(for RDS)
In my family December 7 was celebrated as my grandparents’
wedding anniversary, 1921, long before most Americans
had heard of Pearl Harbor, before bombs whistled
from the sky, unleashing unholy destruction upon
far too many across the planet, ending with unspeakable
acts that decimated cities full of people going about
their business, loving, living their lives.
As a child I saw photos of the aftermath—sunken ships
in Hawaii, London rubble, Germany destroyed,
skeletal survivors, the ghostly image on concrete
of one person incinerated in Hiroshima.
Who was foe? Who was friend? In the words
of my father, who killed and was nearly killed
in Korea in a conflict that was not his:
“You can’t imagine.”
But I did and I do, on this day heavy with memory.
I conjure an image of that young and slender
couple, Ed and Ann, marrying that winter in a tiny
church outside Chicago. I put snow on the ground,
her in a wool coat with fur collar, wishing her
dead mother was there, hoping her father would
arrive sober to give her away. And I see her groom,
tall and strong, neither of them having a glimmer
of what would bless them—two children,
four granddaughters, a half-century marriage—
and what would pursue them, scar them—
the Depression, the second world war,
the son sent to Korea and returned
forever wounded.
Now I, the third granddaughter, see you,
someone else’s hoped-for son, born under the shadow
of that world war, decades later, on this same day
near the end of the same century. We sit in a car
parked by a levee on a frosty winter night.
You tell me you love me, a different kind of bomb.
I feel the heat of that explosion, one that will upend
my world, change the course of our lives, bring
us together, tear us apart and put us back together.
You can’t imagine, I think now, what comes
of a love like that, of old wounds, of misdirections.
You can’t say thank you enough.
Oh, Jan, what a stunning piece of writing.

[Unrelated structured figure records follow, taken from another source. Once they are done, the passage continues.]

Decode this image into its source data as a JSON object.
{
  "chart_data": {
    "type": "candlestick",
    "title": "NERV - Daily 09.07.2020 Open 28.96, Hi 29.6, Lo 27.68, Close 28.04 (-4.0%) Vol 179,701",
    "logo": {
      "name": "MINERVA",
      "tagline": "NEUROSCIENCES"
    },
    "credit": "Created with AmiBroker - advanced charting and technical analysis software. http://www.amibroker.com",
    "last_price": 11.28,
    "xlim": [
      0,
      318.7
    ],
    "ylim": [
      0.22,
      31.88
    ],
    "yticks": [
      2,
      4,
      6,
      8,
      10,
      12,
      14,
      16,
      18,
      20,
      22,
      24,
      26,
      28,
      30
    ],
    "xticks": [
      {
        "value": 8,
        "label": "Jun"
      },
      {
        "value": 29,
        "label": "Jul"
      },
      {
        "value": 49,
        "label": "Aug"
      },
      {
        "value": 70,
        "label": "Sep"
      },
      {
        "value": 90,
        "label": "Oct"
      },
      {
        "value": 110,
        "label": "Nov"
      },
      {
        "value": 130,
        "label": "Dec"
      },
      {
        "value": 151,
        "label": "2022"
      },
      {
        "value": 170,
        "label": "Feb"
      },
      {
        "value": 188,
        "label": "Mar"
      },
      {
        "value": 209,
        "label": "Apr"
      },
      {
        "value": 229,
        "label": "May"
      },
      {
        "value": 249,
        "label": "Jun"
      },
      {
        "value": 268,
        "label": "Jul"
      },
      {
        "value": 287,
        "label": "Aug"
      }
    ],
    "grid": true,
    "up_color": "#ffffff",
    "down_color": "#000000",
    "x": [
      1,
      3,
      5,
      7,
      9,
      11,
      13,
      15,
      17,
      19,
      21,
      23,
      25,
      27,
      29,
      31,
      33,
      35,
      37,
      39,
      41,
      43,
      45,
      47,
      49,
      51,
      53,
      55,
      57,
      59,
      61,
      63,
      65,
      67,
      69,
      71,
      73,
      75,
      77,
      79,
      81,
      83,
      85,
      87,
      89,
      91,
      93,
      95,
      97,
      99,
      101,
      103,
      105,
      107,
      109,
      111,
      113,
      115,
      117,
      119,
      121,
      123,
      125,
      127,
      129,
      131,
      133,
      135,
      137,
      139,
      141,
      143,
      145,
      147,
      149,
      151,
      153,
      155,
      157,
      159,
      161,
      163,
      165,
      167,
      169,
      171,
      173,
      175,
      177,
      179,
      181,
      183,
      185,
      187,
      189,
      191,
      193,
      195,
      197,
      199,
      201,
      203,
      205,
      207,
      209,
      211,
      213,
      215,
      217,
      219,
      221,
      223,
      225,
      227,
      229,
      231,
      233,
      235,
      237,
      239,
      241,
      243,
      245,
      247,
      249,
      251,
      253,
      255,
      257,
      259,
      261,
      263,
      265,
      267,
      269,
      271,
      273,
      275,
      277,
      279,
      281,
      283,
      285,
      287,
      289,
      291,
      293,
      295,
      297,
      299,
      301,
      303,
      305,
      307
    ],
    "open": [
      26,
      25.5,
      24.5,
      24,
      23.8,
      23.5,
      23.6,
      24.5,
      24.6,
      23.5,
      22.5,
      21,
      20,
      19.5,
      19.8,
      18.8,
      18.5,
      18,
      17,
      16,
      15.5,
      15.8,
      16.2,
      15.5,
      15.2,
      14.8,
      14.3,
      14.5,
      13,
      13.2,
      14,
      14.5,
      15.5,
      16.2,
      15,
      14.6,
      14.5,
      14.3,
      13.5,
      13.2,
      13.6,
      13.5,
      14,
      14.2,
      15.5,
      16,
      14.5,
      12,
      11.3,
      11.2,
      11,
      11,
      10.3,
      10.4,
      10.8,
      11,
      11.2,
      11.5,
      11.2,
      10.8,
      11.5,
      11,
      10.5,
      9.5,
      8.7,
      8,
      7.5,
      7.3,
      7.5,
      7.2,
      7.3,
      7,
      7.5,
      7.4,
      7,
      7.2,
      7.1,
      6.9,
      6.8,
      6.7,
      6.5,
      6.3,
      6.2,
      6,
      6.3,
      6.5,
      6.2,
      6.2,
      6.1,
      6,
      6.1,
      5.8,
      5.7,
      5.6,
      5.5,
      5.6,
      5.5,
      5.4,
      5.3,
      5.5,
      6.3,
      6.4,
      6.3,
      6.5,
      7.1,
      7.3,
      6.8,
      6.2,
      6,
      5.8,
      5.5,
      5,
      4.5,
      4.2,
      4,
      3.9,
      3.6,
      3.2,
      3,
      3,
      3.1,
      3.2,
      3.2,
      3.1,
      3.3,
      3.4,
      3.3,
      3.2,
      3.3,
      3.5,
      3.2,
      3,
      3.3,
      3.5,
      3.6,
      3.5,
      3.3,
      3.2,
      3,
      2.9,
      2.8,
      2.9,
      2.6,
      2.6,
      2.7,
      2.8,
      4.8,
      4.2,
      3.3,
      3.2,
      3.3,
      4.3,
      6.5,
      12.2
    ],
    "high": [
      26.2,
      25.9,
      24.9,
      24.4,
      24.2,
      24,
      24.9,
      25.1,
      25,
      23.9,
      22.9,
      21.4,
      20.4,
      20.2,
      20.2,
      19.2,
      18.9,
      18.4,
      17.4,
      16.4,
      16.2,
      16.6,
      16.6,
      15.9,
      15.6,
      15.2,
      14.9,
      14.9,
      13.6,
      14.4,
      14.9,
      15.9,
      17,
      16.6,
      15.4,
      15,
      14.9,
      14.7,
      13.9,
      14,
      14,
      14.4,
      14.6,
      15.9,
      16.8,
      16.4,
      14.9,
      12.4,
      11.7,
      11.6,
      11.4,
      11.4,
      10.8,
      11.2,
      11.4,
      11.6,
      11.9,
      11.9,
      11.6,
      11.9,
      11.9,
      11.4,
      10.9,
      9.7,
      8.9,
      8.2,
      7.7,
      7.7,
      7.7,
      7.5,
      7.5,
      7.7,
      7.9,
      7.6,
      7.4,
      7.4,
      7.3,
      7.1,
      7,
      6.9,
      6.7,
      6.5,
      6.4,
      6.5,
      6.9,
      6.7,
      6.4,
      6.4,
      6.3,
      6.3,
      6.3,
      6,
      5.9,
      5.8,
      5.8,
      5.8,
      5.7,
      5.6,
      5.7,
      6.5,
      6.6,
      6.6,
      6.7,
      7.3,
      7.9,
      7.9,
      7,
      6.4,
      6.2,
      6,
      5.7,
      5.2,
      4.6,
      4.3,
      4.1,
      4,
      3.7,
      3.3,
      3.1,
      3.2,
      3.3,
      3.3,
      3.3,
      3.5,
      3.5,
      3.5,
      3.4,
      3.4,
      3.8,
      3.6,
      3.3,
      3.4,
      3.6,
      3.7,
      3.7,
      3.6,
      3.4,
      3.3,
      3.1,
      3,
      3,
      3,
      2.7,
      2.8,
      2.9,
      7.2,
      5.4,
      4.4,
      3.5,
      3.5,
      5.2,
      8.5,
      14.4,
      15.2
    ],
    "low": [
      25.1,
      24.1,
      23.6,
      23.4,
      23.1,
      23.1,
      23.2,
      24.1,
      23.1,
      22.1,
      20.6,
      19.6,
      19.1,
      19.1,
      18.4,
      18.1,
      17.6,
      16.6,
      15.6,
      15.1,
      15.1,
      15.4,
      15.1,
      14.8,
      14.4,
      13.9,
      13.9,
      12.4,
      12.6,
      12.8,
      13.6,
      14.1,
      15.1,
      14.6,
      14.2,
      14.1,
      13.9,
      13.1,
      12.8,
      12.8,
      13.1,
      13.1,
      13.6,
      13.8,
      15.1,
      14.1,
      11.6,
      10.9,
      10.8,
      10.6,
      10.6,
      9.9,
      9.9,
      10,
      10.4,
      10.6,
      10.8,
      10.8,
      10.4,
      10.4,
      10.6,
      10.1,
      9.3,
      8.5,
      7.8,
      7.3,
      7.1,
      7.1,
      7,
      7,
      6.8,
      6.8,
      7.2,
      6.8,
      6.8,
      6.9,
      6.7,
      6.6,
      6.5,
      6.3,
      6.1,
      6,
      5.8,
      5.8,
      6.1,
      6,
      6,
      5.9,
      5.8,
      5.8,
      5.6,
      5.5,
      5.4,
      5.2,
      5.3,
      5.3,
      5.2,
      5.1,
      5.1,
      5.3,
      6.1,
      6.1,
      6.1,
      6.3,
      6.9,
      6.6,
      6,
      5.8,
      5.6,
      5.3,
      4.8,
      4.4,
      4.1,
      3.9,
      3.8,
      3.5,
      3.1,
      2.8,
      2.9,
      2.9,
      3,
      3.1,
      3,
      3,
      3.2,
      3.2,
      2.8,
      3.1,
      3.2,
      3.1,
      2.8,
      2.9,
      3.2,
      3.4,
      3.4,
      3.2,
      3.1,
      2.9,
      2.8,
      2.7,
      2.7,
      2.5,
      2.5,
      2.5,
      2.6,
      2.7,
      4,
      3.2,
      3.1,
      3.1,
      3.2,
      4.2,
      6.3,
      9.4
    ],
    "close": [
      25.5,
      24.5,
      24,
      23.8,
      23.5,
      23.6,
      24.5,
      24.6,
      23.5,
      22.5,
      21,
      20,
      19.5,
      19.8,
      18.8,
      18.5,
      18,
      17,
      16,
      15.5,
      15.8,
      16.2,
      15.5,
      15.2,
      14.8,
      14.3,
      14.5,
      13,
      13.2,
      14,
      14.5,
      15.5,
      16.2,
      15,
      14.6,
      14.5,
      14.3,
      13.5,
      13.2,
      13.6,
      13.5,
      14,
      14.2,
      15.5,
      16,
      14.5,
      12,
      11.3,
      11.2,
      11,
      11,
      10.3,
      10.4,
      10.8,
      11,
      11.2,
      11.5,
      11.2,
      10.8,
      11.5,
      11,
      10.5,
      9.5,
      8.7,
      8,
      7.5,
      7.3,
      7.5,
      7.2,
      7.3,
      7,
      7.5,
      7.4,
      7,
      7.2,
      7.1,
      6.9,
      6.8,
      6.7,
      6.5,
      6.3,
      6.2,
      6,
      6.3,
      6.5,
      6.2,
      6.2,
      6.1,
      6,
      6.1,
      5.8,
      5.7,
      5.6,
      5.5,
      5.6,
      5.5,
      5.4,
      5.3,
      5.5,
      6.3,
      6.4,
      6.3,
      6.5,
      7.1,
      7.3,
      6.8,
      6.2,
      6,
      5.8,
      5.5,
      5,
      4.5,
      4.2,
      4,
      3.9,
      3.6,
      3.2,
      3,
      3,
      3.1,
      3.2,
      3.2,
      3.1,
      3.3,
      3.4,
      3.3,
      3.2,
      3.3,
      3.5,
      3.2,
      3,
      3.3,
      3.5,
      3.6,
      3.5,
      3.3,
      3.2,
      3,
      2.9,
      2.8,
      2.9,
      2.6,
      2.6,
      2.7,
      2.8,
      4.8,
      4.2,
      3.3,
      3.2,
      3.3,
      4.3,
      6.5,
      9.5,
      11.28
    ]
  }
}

Moved me to tears. Absolutely beautiful.
Thank you, dear GAT!
Thank you for this, dear Jan! of old wounds, of misdirections. Love that phrase so much! xo
_____
Thanks, Hil… those phrases, though, to be accurate, came from the prompt poem today, Pesha Gertler’s “The Healing Time.” I need to acknowledge that!
Nicely done Jan! DG
Wow. Your writing zaps me in the heart every time. Thanks for posting.